Cruise Ship Rescues 111 Migrants
The cruise ship Marella Discovery rescued 111 migrants, including 33 children, off Greece on Saturday.
Deutsche Welle reports that the migrant boat was found in distress about 40 nautical miles off Greece's Peloponnese peninsula. The migrants were taken to the Greek port of Kalamata, and the Greek Coast Guard arrested two of the boat's operators.
Meanwhile, Médecins Sans Frontières (MSF) announced on Sunday that it would resume lifesaving search and rescue operations in the Central Mediterranean, condemning what it says is criminal inaction of European governments. The return to sea comes after a sustained two-year campaign by E.U. governments to stop virtually all humanitarian action at sea, and the normalization of vindictive policies that have caused deaths at sea and suffering in conflict-ridden Libya, says MSF.
Operating in partnership with SOS MEDITERRANEE, a new ship Ocean Viking will sail to the Central Mediterranean Sea at the end of the month.
“Politicians would have you believe that the deaths of hundreds of people at sea, and the suffering of thousands of refugees and migrants trapped in Libya, are the acceptable price of attempts to control migration,” said Sam Turner, MSF Head of Mission for Search and Rescue and Libya. “The cold reality is that while they herald the end of the so-called European migration crisis, they are knowingly turning a blind eye to the humanitarian crisis these policies perpetuate in Libya and at sea. These deaths and suffering are preventable, and as long as it continues, we refuse to sit idle,” Turner said.
Fighting has raged around Libya’s capital Tripoli for over three months, displacing over 100,000 people and trapping refugees and migrants in detention centers. Exposed to the conflict, those locked up and unable to flee are fearing for their lives as successive attacks have left around 60 people dead. Humanitarian evacuations out of the country remain piecemeal and inadequate, leaving the potentially deadly crossing across the sea as one of the only possible escape routes.
European governments are violating the very legal obligations and humanitarian principles they signed up to by increasingly supporting the Libyan Coastguard to forcibly return vulnerable people back to Libya, says MSF. In some cases, they are being returned to the same detention centers where people trapped inside are shot at or subject to airstrikes, as witnessed in the most recent example of Tajoura detention center.

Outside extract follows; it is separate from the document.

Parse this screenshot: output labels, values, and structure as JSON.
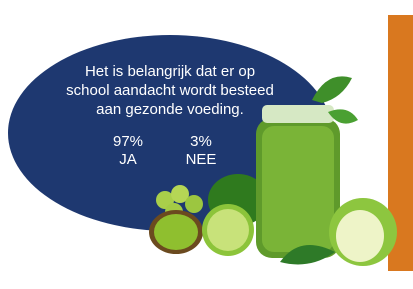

Already this year, at least 426 men, women and children have died attempting the crossing, 82 of them in one shipwreck alone just over two weeks ago. Additionally, says MSF, commercial ships are in an untenable position, stuck between the duty to rescue and the risk to be stranded at sea for weeks due to the closure of Italian ports and the inability of E.U. States to agree on a disembarkation mechanism.
The International Organization for Migration (IOM) reports that 26,090 migrants and refugees have entered Europe by sea up to June 19 this year, roughly a 35 percent decrease from the 40,846 arriving during the same period last year. Arrivals to Spain and Greece account for 82 percent of all irregular arrivals this year across three Mediterranean Sea routes, with the balance arriving in much smaller proportions to Italy, Malta and Cyprus.